Thursday, 19 March 2015

Tony Abbott is barking mad and the Liberal Party refuses to put him out of his misery


This is what the Australian Parliament Library stated in December 2013 about public debt in the year the Abbott Government was elected:

# General government, as defined by the Australian Bureau of Statistics (ABS) comprises all government units (of local, state and national governments) and non-profit institutions controlled and mainly financed by the government.

The general government gross and net foreign debt currently stands at 14.1 and 12.3 per cent of Gross Domestic Product (GDP) respectively.

There has been no change in the gross debt, but there has been an increase of 0.1 per cent in net debt as a percentage of GDP since March 2013.

The total Australian public sector (including general government, and financial and non-financial corporations controlled by governments) gross and net foreign debt currently stands at 19.5 and 13.5 per cent of GDP respectively. Gross and net foreign debt has decreased 0.7 and 0.8 percentage points respectively since March 2013.

# The private sector is responsible for 80.5 and 75.0 per cent of Australia’s gross and net foreign debt respectively. This is an increase of 1.7 and 3.1 percentage points of gross and net foreign debt respectively since the March 2013 quarter.

On the basis of these figures Tony Abbott and his Cabinet have been crying ‘debt and deficit disaster’ at every opportunity.

Now all has changed.

This was Prime Minister Abbott quoted in the Financial Review on 18 March 2015:

Tony Abbott promised voters a "dull" May budget and is content for now with current forecasts of a net debt equivalent to 60 per cent of the economy and no surplus for 40 years.

Mr Abbott said while such a debt ratio, four times the current level, was "too high" and "we want to get it in a much better situation than that", he added "a ratio of debt to GDP at about 50 or 60 per cent is a pretty good result looking around the world".

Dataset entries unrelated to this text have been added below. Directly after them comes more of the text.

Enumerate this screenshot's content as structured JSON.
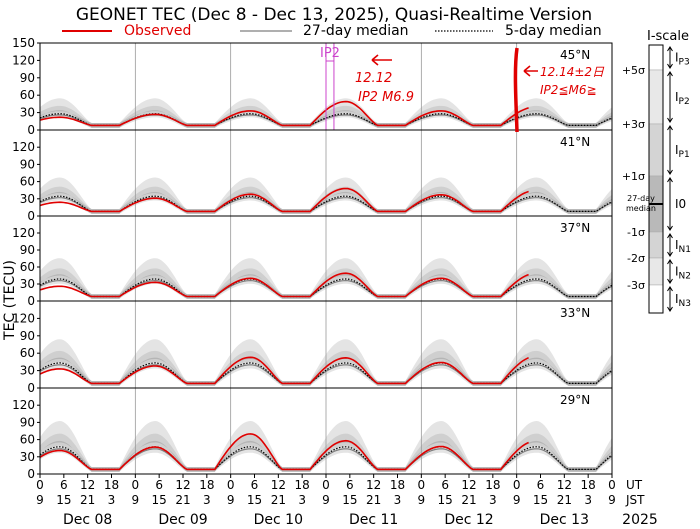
{
  "title": "GEONET TEC (Dec 8 - Dec 13, 2025), Quasi-Realtime Version",
  "legend": {
    "observed": "Observed",
    "median27": "27-day median",
    "median5": "5-day median"
  },
  "ylabel": "TEC (TECU)",
  "colors": {
    "observed": "#e00000",
    "median27": "#7f7f7f",
    "median5": "#000000",
    "band_outer": "#e4e4e4",
    "band_mid": "#cfcfcf",
    "band_inner": "#b5b5b5",
    "annotation": "#e00000",
    "ip_marker": "#cc44cc"
  },
  "chart_data": {
    "type": "line",
    "ylim": [
      0,
      150
    ],
    "yticks": [
      "0",
      "30",
      "60",
      "90",
      "120",
      "150"
    ],
    "yticks_lower": [
      "0",
      "30",
      "60",
      "90",
      "120"
    ],
    "xlim_hours": [
      0,
      144
    ],
    "time_ut_labels": [
      "0",
      "6",
      "12",
      "18",
      "0",
      "6",
      "12",
      "18",
      "0",
      "6",
      "12",
      "18",
      "0",
      "6",
      "12",
      "18",
      "0",
      "6",
      "12",
      "18",
      "0",
      "6",
      "12",
      "18",
      "0"
    ],
    "time_jst_labels": [
      "9",
      "15",
      "21",
      "3",
      "9",
      "15",
      "21",
      "3",
      "9",
      "15",
      "21",
      "3",
      "9",
      "15",
      "21",
      "3",
      "9",
      "15",
      "21",
      "3",
      "9",
      "15",
      "21",
      "3",
      "9"
    ],
    "time_axis_title_ut": "UT",
    "time_axis_title_jst": "JST",
    "day_labels": [
      "Dec 08",
      "Dec 09",
      "Dec 10",
      "Dec 11",
      "Dec 12",
      "Dec 13"
    ],
    "year_label": "2025",
    "panels": [
      {
        "label": "45°N",
        "median_peak": 26,
        "obs_peaks": [
          22,
          27,
          33,
          49,
          33,
          40
        ],
        "obs_end_hour": 123
      },
      {
        "label": "41°N",
        "median_peak": 32,
        "obs_peaks": [
          24,
          31,
          38,
          48,
          37,
          45
        ],
        "obs_end_hour": 123
      },
      {
        "label": "37°N",
        "median_peak": 36,
        "obs_peaks": [
          26,
          33,
          40,
          49,
          40,
          49
        ],
        "obs_end_hour": 123
      },
      {
        "label": "33°N",
        "median_peak": 40,
        "obs_peaks": [
          33,
          38,
          53,
          52,
          44,
          55
        ],
        "obs_end_hour": 123
      },
      {
        "label": "29°N",
        "median_peak": 44,
        "obs_peaks": [
          41,
          47,
          70,
          58,
          48,
          58
        ],
        "obs_end_hour": 123
      }
    ],
    "median_night_level": 8,
    "ip_marker": {
      "label": "IP2",
      "hours": [
        72,
        74
      ]
    }
  },
  "annotations": {
    "note1_line1": "12.12",
    "note1_line2": "IP2 M6.9",
    "note2_line1": "12.14±2日",
    "note2_line2": "IP2≦M6≧"
  },
  "iscale": {
    "title": "I-scale",
    "sigma_labels": [
      "+5σ",
      "+3σ",
      "+1σ",
      "-1σ",
      "-2σ",
      "-3σ"
    ],
    "median_label_1": "27-day",
    "median_label_2": "median",
    "levels": [
      {
        "base": "I",
        "sub": "P3"
      },
      {
        "base": "I",
        "sub": "P2"
      },
      {
        "base": "I",
        "sub": "P1"
      },
      {
        "base": "I0",
        "sub": ""
      },
      {
        "base": "I",
        "sub": "N1"
      },
      {
        "base": "I",
        "sub": "N2"
      },
      {
        "base": "I",
        "sub": "N3"
      }
    ]
  }
}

These are graphs of Australia’s net public debt between 1981-82 and 2013-14, with projections up to 2017-18 based on the Abbott Government's first budget, and net interest payments covering the same periods:

The Guardian 9 June 2014

The difference between the historical record, the last full financial year, what Abbott promised in May 2014 and what he now expects voters to tolerate is mindboggling.

In the space of one budget cycle Abbott has altered his expectations and now predicts that net public debt will grow by an estimated 46.5 per cent over the next 39 years.

What renders his new fiscal position so bizarre is that there appears to be no economic need for the level of debt he now wants the nation to carry as the only way this level of growth in public debt could occur is if, by his own admission, the Federal Government did nothing but sit on its hands for the next thirty-nine years and introduce no new finance policies.

Indeed I strongly suspect that Australia has not carried even a ratio of 60 per cent (or higher) gross public debt to GDP since the period covering 1942-1950, when the nation was in the middle of an almost six year-long world war and then was starting to pay down war debts.